– В школу – ладно... В школе хорошо.
– Дома-то... – по-стариковски ответил Тарас. – Дома лучше.
Помолчали опять.
– Я тебя видел, – сказал Тарас, – Ты под забором лежал.
– Было дело, – застеснялся. – А чего не подошел?
– Нам не велят.
По воскресеньям он ездил за город, валялся под забором в зарослях крапивы и репейника, высматривал Тараса через частый штакетник. По воскресеньям женщина в белом халате ходила с палкой вдоль забора, взашей гоняла настырных родителей. "Выпишу! – кричала на все окрестности. – Станете кормить – выпишу! "

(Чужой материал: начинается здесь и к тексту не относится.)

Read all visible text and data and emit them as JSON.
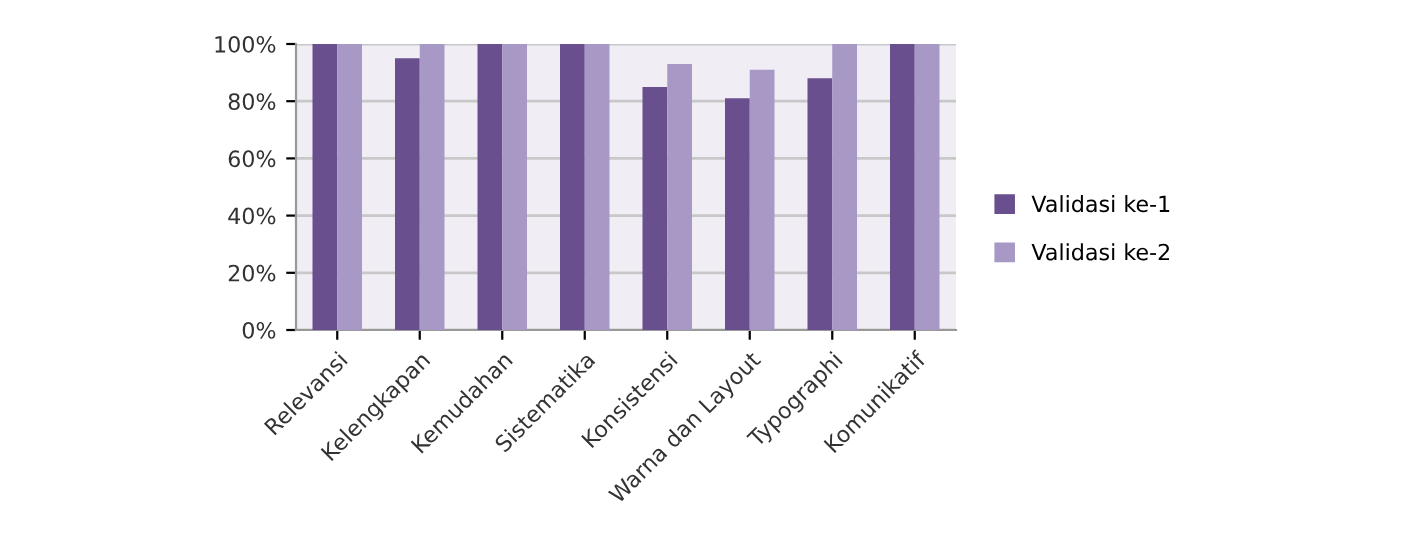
{
  "chart_data": {
    "type": "bar",
    "categories": [
      "Relevansi",
      "Kelengkapan",
      "Kemudahan",
      "Sistematika",
      "Konsistensi",
      "Warna dan Layout",
      "Typographi",
      "Komunikatif"
    ],
    "series": [
      {
        "name": "Validasi ke-1",
        "color": "#6a4f8e",
        "values": [
          100,
          95,
          100,
          100,
          85,
          81,
          88,
          100
        ]
      },
      {
        "name": "Validasi ke-2",
        "color": "#a898c6",
        "values": [
          100,
          100,
          100,
          100,
          93,
          91,
          100,
          100
        ]
      }
    ],
    "ylim": [
      0,
      100
    ],
    "yticks": [
      {
        "value": 0,
        "label": "0%"
      },
      {
        "value": 20,
        "label": "20%"
      },
      {
        "value": 40,
        "label": "40%"
      },
      {
        "value": 60,
        "label": "60%"
      },
      {
        "value": 80,
        "label": "80%"
      },
      {
        "value": 100,
        "label": "100%"
      }
    ],
    "grid": "y",
    "legend": "right"
  }
}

– Я слышал... – сказал Тарас после паузы. – Она на тебя кричала.
– Да ну... – отмахнулся. – Это не со зла. Она у вас хорошая. Вон, как тебя любит!
– А на маму, – спросил Тарас, – тоже кричала?
– На маму?.. – оторопел Левушка. – Нет, брат, на маму не покричишь. Она сама может крикнуть.
– А ты?
– А я... – остановился, положил ладонь ему на голову. – Я, брат, не умею.
– И я.
Так и пошли дальше, нога в ногу, его рука лежала у Тараса на голове.
Потом он встал посреди дороги, осторожно открыл коробку от зубного порошка. Там, среди набросанной травы, медленно ползла улитка. Взял ее бережно, двумя пальцами, показал отцу. Улитка – сама крошечная – тихонько втягивала внутрь крошечную ногу.
– Пап...
– А?
– Нам сказали, улитка вредная. Ее давить надо.
– Да что ты?
– Ага. И гусеницу, бабочку, стрекозу.
– Стрекозу-то за что?
– Вредитель, – объяснил Тарас. – Ест чего не надо.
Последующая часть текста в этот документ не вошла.